Kristin Weber, Andreas E. Schütz, Tobias Fertig

Kapitel 6. Umsetzungsphase

Zusammenfassung
Die zweite Phase des Vorgehensmodells zur gezielten Mitarbeitersensibilisierung ist die Umsetzungsphase. In dieser Phase werden, auf Basis der Ergebnisse der Analysephase, die Mitarbeiter durch geeignete Maßnahmen sensibilisiert. Zunächst werden die Sensibilisierungsmaßnahmen ausgewählt, die gezielt auf die festgestellten Defizite einwirken können.

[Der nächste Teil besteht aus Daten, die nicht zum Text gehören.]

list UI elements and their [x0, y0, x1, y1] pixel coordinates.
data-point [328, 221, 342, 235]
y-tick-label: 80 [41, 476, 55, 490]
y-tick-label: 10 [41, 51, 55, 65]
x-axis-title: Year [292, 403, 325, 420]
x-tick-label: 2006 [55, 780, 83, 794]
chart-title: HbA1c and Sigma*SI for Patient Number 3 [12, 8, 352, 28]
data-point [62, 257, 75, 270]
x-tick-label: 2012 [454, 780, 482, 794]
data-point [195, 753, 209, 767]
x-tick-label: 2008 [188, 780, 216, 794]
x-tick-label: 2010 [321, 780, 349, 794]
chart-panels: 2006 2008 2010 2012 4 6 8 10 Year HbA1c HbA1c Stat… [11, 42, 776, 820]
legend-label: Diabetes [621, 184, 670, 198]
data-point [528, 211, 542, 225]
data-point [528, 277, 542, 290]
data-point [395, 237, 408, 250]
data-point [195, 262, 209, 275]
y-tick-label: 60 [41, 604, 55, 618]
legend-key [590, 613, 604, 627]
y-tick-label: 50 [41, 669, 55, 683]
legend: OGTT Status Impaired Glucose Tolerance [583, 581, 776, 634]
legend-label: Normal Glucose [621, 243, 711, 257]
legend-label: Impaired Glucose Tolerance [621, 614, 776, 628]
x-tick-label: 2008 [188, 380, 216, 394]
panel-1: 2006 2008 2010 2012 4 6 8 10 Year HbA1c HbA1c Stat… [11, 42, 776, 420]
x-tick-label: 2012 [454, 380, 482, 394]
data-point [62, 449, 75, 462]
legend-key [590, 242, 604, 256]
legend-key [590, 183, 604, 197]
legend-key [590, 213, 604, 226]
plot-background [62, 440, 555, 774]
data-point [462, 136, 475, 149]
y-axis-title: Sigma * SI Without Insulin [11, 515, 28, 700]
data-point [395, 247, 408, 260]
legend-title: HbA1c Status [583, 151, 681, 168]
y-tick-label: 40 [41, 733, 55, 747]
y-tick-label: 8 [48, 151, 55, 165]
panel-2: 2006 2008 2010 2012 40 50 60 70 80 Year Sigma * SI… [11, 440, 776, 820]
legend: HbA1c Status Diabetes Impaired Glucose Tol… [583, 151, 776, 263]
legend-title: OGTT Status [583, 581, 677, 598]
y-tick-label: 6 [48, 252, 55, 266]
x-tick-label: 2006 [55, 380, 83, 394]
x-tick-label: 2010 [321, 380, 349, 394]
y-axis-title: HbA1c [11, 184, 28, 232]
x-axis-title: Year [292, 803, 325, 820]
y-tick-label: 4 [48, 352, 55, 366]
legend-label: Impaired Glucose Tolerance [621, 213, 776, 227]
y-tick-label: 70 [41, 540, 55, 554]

Die Maßnahmen können dann zu einer Sensibilisierungskampagne kombiniert werden. Im Anschluss werden die Maßnahmen vorbereitet und wie geplant durchgeführt. Zum Abschluss des Vorgehens wird der Erfolg der Maßnahmen beurteilt, indem erneut die Security Awareness gemessen wird.
Kristin Weber, Andreas E. Schütz, Tobias Fertig

Kapitel 7. Fazit und Ausblick

Zusammenfassung
Um Mitarbeiter gezielt für Informationssicherheit zu sensibilisieren stellt dieses Buch ein Vorgehensmodell, bestehend aus zwei Phasen und insgesamt acht Aktivitäten vor. Die zukünftige Forschung zielt darauf ab, das Vorgehen weitestgehend zu automatisieren, ohne aber auf die Individualität zu verzichten.